I had turned the corner as each day was just a little better than the last. A few more days and I was down to the standard oxygen thingies and walking about 25 feet down the hall and back. And five days later I was oxygenating on my own without help and the I.V. antibiotic load was down to a scant eight hours a day. It was New Years Eve day and when the docs checked up on me they decided that seeing as I had already spent Thanksgiving and Christmas in the hospital, it might be good therapy for me to be home for New Years.


So home I went, weak and wobbly barely tipping the scales at 160#, 32 pounds down from what I was after SEMA. It's a weight reduction program I really don't recommend as I needed two hands just to hold a full cup of coffee. I also received my “Drugs To Go” box and had to continue I.V. antibiotics three times a day plus some pretty potent oral antibiotics. Home infusions, that means that Flo and I were back together again. It's nice to have company.


Because of the Holidays and doctor's vacations I couldn't get scheduled back into Mayo until mid-January. When I finally arrived there they found that the super aggressive therapy of steroids and antibiotics had cleaned up most of the infection and there wasn't enough for them to get a lung biopsy at this point. So their solution was to reduce then stop the antibiotics, leave the steroids and do a panel of blood tests in a month. A month later I was improving so we started reducing the steroids. Things were going pretty well then all of a sudden in March - I started getting sick again. Arrg!


This is where I finally had some good luck for a change. A good doctor friend of mine from northern Indiana very concerned insisted that I see one of the top Pulmonary Docs in the country who he knew personally and called on my case, who just happened to be at the IU Medical Center in downtown Indy. Gee, that's a bit handier than Rochester, Minnesota and IU is where Lance Armstrong was treated for cancer, so I went.


He told me at that time, pulmonary functions were down but acceptable.

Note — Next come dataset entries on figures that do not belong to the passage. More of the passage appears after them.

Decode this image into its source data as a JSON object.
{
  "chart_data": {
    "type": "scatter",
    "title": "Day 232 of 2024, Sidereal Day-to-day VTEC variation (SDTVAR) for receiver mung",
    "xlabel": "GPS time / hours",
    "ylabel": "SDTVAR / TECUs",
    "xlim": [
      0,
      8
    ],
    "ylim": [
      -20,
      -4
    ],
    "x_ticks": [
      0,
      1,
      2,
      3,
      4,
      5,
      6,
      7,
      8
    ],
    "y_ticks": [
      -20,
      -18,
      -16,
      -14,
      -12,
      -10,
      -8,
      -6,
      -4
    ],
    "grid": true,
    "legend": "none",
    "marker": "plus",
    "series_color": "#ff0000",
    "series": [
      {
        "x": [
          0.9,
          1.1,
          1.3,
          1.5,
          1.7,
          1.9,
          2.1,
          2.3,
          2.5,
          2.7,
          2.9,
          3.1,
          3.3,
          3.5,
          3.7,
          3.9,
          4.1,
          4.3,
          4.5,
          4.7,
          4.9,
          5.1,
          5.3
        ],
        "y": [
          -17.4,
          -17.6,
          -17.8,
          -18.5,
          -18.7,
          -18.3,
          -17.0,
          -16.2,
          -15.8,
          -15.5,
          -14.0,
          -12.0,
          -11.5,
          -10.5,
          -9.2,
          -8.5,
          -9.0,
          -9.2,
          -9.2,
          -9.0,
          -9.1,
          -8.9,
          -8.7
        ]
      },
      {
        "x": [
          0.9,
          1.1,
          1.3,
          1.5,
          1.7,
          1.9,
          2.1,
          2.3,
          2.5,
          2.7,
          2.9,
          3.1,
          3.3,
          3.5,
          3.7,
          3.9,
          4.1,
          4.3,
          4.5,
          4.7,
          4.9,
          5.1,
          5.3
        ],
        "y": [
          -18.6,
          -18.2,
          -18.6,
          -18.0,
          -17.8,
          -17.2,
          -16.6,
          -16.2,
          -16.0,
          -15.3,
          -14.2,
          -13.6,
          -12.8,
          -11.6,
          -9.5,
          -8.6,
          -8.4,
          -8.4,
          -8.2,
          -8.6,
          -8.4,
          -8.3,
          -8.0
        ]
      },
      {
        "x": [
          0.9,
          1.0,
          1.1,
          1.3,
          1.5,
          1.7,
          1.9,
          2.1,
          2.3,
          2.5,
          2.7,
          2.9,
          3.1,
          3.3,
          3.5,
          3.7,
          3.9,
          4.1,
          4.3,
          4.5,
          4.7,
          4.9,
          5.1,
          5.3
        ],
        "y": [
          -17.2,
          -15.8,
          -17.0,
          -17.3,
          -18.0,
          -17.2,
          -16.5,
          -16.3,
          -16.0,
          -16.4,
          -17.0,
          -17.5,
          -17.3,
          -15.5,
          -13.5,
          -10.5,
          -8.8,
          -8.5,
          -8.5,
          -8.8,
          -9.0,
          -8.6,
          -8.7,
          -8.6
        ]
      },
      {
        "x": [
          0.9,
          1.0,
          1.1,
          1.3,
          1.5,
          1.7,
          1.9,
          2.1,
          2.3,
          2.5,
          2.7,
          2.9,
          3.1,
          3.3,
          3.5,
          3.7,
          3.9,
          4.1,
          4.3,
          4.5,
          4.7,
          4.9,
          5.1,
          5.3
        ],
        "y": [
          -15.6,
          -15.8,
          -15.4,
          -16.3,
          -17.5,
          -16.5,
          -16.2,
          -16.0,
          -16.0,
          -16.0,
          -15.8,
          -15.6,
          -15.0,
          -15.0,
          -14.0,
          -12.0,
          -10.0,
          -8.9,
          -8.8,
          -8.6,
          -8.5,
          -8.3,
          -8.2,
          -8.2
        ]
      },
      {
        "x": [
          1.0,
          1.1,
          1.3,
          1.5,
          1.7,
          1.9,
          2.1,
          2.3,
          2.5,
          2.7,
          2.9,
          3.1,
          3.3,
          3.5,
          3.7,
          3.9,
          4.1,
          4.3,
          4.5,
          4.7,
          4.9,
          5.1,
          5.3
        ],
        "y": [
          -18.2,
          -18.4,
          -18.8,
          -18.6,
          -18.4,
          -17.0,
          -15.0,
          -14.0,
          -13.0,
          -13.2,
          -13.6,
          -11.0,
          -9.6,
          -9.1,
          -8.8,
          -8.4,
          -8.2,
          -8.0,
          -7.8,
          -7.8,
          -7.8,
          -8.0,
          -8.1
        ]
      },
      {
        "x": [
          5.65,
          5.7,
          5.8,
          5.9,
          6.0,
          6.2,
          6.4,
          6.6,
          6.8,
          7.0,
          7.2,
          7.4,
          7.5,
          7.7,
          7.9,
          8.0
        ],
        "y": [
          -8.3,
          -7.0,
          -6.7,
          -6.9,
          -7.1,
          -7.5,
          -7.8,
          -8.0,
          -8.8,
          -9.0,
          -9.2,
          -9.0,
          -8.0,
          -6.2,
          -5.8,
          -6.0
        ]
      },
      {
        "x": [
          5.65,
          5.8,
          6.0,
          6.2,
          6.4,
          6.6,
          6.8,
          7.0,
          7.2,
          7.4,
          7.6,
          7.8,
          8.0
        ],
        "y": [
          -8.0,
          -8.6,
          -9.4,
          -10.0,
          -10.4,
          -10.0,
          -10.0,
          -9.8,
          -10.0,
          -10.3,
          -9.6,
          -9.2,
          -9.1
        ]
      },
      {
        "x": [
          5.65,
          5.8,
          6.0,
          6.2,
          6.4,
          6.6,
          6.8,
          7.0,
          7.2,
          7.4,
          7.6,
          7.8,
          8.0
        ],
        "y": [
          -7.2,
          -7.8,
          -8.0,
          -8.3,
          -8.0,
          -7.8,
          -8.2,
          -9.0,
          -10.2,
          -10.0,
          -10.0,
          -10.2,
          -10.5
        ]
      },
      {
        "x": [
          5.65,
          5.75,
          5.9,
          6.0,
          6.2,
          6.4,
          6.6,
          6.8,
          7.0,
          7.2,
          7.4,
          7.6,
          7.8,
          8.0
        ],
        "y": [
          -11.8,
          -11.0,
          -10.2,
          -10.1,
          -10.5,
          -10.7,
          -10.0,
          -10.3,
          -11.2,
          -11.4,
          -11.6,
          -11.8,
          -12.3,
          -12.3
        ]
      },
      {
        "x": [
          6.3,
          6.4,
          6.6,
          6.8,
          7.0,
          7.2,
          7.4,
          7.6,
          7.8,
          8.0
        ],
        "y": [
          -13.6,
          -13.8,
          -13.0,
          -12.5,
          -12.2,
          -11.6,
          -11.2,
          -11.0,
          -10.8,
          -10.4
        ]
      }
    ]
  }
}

And that there were still scattered infiltrates and scaring in my lungs but nothing large enough or solid enough to go in and grab a piece for biopsy. He did however want me to see another doc in the IU Med Center who was a leading edge Hematology/Immunology Doc –I went in the nick of time.


Remember I said that I was getting sick again. Well I was but this time armed with previous knowledge, rapid reaction and the fact that my only job right now was focusing on my health – I did get sick but not as sick as before and NO hospital this time. That's the good news, the bad news is when I get sick, its 8 - 12 weeks of lots of antibiotics and huge steroids doses to get better, but at least they're oral antibiotics -- sorry Flo.


The IU Docs are fairly confident that they will eventually get to the bottom of all this and get me back to normal. The only hang up is they say I need to be patient as this may take a while. Great, but what else do have to do. It's the “be patient” part and slowly recovering that's killing me. Come on, it's been over eight months now. Green flag! It's time to go – boogity boogity, boogity. (It must be those damn speed-genes in my DNA.)